6- Exposição Permanente “A tala de Rio de Onor”

A TALA DE RIO DE ONOR

portugalApresentação

Rio de Onor encontra-se a 28 km a Nordeste de Bragança, no terminus de uma estrada que atravessa um extenso planalto e que teve a última metade do seu percurso alcatroada em 1979. Encostada à linha de demarcação fronteiriça que separa Portugal de Espanha, tem junto a si, já do outro lado da raia, uma aldeia com o mesmo nome que dista 14 km de Puebla de Sanabria.
A aldeia foi estudada por Jorge Dias nos anos 1940 e começos de 1950, e seria revisitada cerca de 30 anos depois, num outro estudo que resultou numa nova monografia (ver Sugestões de leitura). Com 36/ 38 vizinhos (fogos) distribuídos ao longo dos cerca de 200 metros das duas margens do rio que atravessa a aldeia, a sua população ronda hoje os 100 habitantes. A extensão e a diversidade das propriedades comunais e um vasto conjunto de aspetos da vida da aldeia são sujeitos a uma gestão coletiva que têm no conselho ou povo o lugar instituído que melhor a caracteriza, tal como a generalidade das aldeias da terra fria transmontana. A parcela mais importante e central no modo de organização da aldeia e do conselho constituído pelos vizinhos, são os coutos ou lameiros, destinados à pastagem do rebanho coletivo das vacas e do próprio touro reprodutor, também pertença da aldeia. O abandono da agricultura tradicional reduziu de tal modo o número de bovinos que no final dos anos de 1990 já não havia boiada, desaparecendo também a rigorosa vigilância e gestão dos coutos feita no âmbito do conselho. Em Rio de Onor os mordomos são escolhidos no primeiro dia do ano, um de cada lado do rio, e têm a tarefa de conduzir toda a ação do conselho numa competência que também se partilha e por vezes se confunde com o exercício local do presidente da Junta de Freguesia.
As talas de que falamos neste núcleo provêm sobretudo desses dois momentos de estudo da aldeia, anos 1940/ 1950 e anos 1970/ 1980.

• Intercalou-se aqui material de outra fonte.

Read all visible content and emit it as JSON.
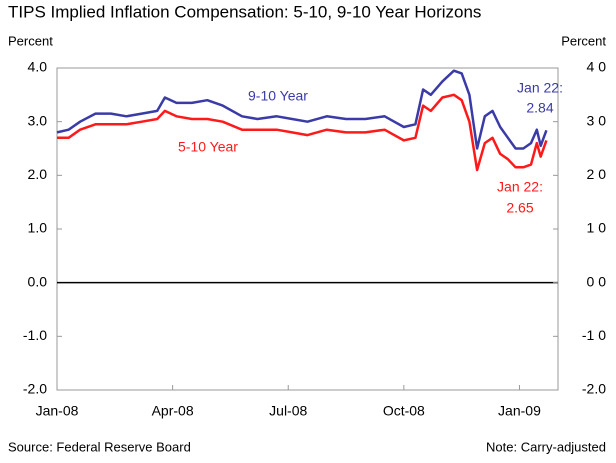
{
  "chart_data": {
    "type": "line",
    "title": "TIPS Implied Inflation Compensation: 5-10, 9-10 Year Horizons",
    "y_label": "Percent",
    "y2_label": "Percent",
    "source": "Source: Federal Reserve Board",
    "note": "Note: Carry-adjusted",
    "xlim": [
      0,
      13
    ],
    "xticks": [
      {
        "value": 0,
        "label": "Jan-08"
      },
      {
        "value": 3,
        "label": "Apr-08"
      },
      {
        "value": 6,
        "label": "Jul-08"
      },
      {
        "value": 9,
        "label": "Oct-08"
      },
      {
        "value": 12,
        "label": "Jan-09"
      }
    ],
    "ylim": [
      -2,
      4
    ],
    "yticks": [
      {
        "value": 4,
        "label": "4.0"
      },
      {
        "value": 3,
        "label": "3.0"
      },
      {
        "value": 2,
        "label": "2.0"
      },
      {
        "value": 1,
        "label": "1.0"
      },
      {
        "value": 0,
        "label": "0.0"
      },
      {
        "value": -1,
        "label": "-1.0"
      },
      {
        "value": -2,
        "label": "-2.0"
      }
    ],
    "y2lim": [
      -2,
      4
    ],
    "y2ticks": [
      {
        "value": 4,
        "label": "4 0"
      },
      {
        "value": 3,
        "label": "3 0"
      },
      {
        "value": 2,
        "label": "2 0"
      },
      {
        "value": 1,
        "label": "1 0"
      },
      {
        "value": 0,
        "label": "0 0"
      },
      {
        "value": -1,
        "label": "-1 0"
      },
      {
        "value": -2,
        "label": "-2.0"
      }
    ],
    "x": [
      0,
      0.3,
      0.6,
      1.0,
      1.4,
      1.8,
      2.2,
      2.6,
      2.8,
      3.1,
      3.5,
      3.9,
      4.3,
      4.8,
      5.2,
      5.7,
      6.1,
      6.5,
      7.0,
      7.5,
      8.0,
      8.5,
      9.0,
      9.3,
      9.5,
      9.7,
      10.0,
      10.3,
      10.5,
      10.7,
      10.9,
      11.1,
      11.3,
      11.5,
      11.7,
      11.9,
      12.1,
      12.3,
      12.45,
      12.55,
      12.7
    ],
    "series": [
      {
        "name": "9-10 Year",
        "color": "#3b3ba8",
        "values": [
          2.8,
          2.85,
          3.0,
          3.15,
          3.15,
          3.1,
          3.15,
          3.2,
          3.45,
          3.35,
          3.35,
          3.4,
          3.3,
          3.1,
          3.05,
          3.1,
          3.05,
          3.0,
          3.1,
          3.05,
          3.05,
          3.1,
          2.9,
          2.95,
          3.6,
          3.5,
          3.75,
          3.95,
          3.9,
          3.5,
          2.5,
          3.1,
          3.2,
          2.9,
          2.7,
          2.5,
          2.5,
          2.6,
          2.85,
          2.55,
          2.84
        ]
      },
      {
        "name": "5-10 Year",
        "color": "#ff1a1a",
        "values": [
          2.7,
          2.7,
          2.85,
          2.95,
          2.95,
          2.95,
          3.0,
          3.05,
          3.2,
          3.1,
          3.05,
          3.05,
          3.0,
          2.85,
          2.85,
          2.85,
          2.8,
          2.75,
          2.85,
          2.8,
          2.8,
          2.85,
          2.65,
          2.7,
          3.3,
          3.2,
          3.45,
          3.5,
          3.4,
          3.0,
          2.1,
          2.6,
          2.7,
          2.4,
          2.3,
          2.15,
          2.15,
          2.2,
          2.6,
          2.35,
          2.65
        ]
      }
    ],
    "annotations": [
      {
        "text": "Jan 22:",
        "color": "#3b3ba8"
      },
      {
        "text": "2.84",
        "color": "#3b3ba8"
      },
      {
        "text": "Jan 22:",
        "color": "#ff1a1a"
      },
      {
        "text": "2.65",
        "color": "#ff1a1a"
      }
    ]
  }
}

O conselho e o uso da tala

As talas são varas em geral de choupo, com cerca de um metro de comprimento, onde foram feitos entalhes à navalha, em intervalos iguais, correspondendo cada espaço à casa de um vizinho. As casas sucedem-se na tala pela ordem que ocupam na aldeia, ordem que é seguida num vasto conjunto de tarefas que respeitam à atividade agro-pastoril e infraestruturas da aldeia, contribuindo assim para a fixação dessa mesma ordem. Ela é, numa superfície linear, a figuração topológica de uma aldeia em que as casas se sucedem num círculo ordenado sempre no mesmo sentido e ativado para a multiplicação das tarefas partilhadas entre os vizinhos. A inscrição e a leitura da tala são ainda facilitadas pelo entalhe mais profundo que corresponde ao rio que separa as duas metades da aldeia. As anotações são aí feitas pelo sistema de golpes cujo tamanho, profundidade e posição estão codificados num sistema simples de escrita de todos conhecido. Existiram tantas talas, quantos os assuntos que exigiam uma escrituração: tala da roçada, tala das multas, tala do gado, tala da cabrada, tala da eleição dos mordomos, etc. As duas primeiras deixaram de ser usadas com o abandono das roçadas coletivas (década de 1940) e da aplicação das multas em vinho (na década seguinte). As talas das ovelhas e das cabras mantiveram-se até aos anos de 1960, pois ainda havia pastores contratados pelo conselho.

Tala da Roçada

As roçadas eram cultivos no baldio, feitos depois de cortado o mato durante o Inverno e queimado depois de seco no fim do Verão. Os mordomos dirigiam todos os trabalhos e estabeleciam o valor a pagar por ausências não justificadas às operações de: corte e queima do mato, lavra, sementeira, ceifa, transporte, debulha e divisão do cereal colhido. As multas, geralmente em vinho, eram anotadas na tala da roçada. Estas informações são do Abade de Baçal que no início do século XX delas faz uma detalhada descrição e correspondem às que Jorge Dias obteve em meados do século.

Ficção de si mesma

A curiosidade que despertou nas aldeias onde foi encontrada e, muito em particular, em Rio de Onor, pela sua frequente utilização nos anos em que Jorge Dias desenvolveu o seu estudo, influiu no modo como foi percebida e reapropriada localmente enquanto objeto representativo da aldeia. Daí a tala vir a ser feita, sobretudo a partir de finais dos anos de 1960, começos de 1970, com a única finalidade de ser oferecida: a ficção de si mesma, ou seja, a exemplificação do objeto que se reforça enquanto símbolo.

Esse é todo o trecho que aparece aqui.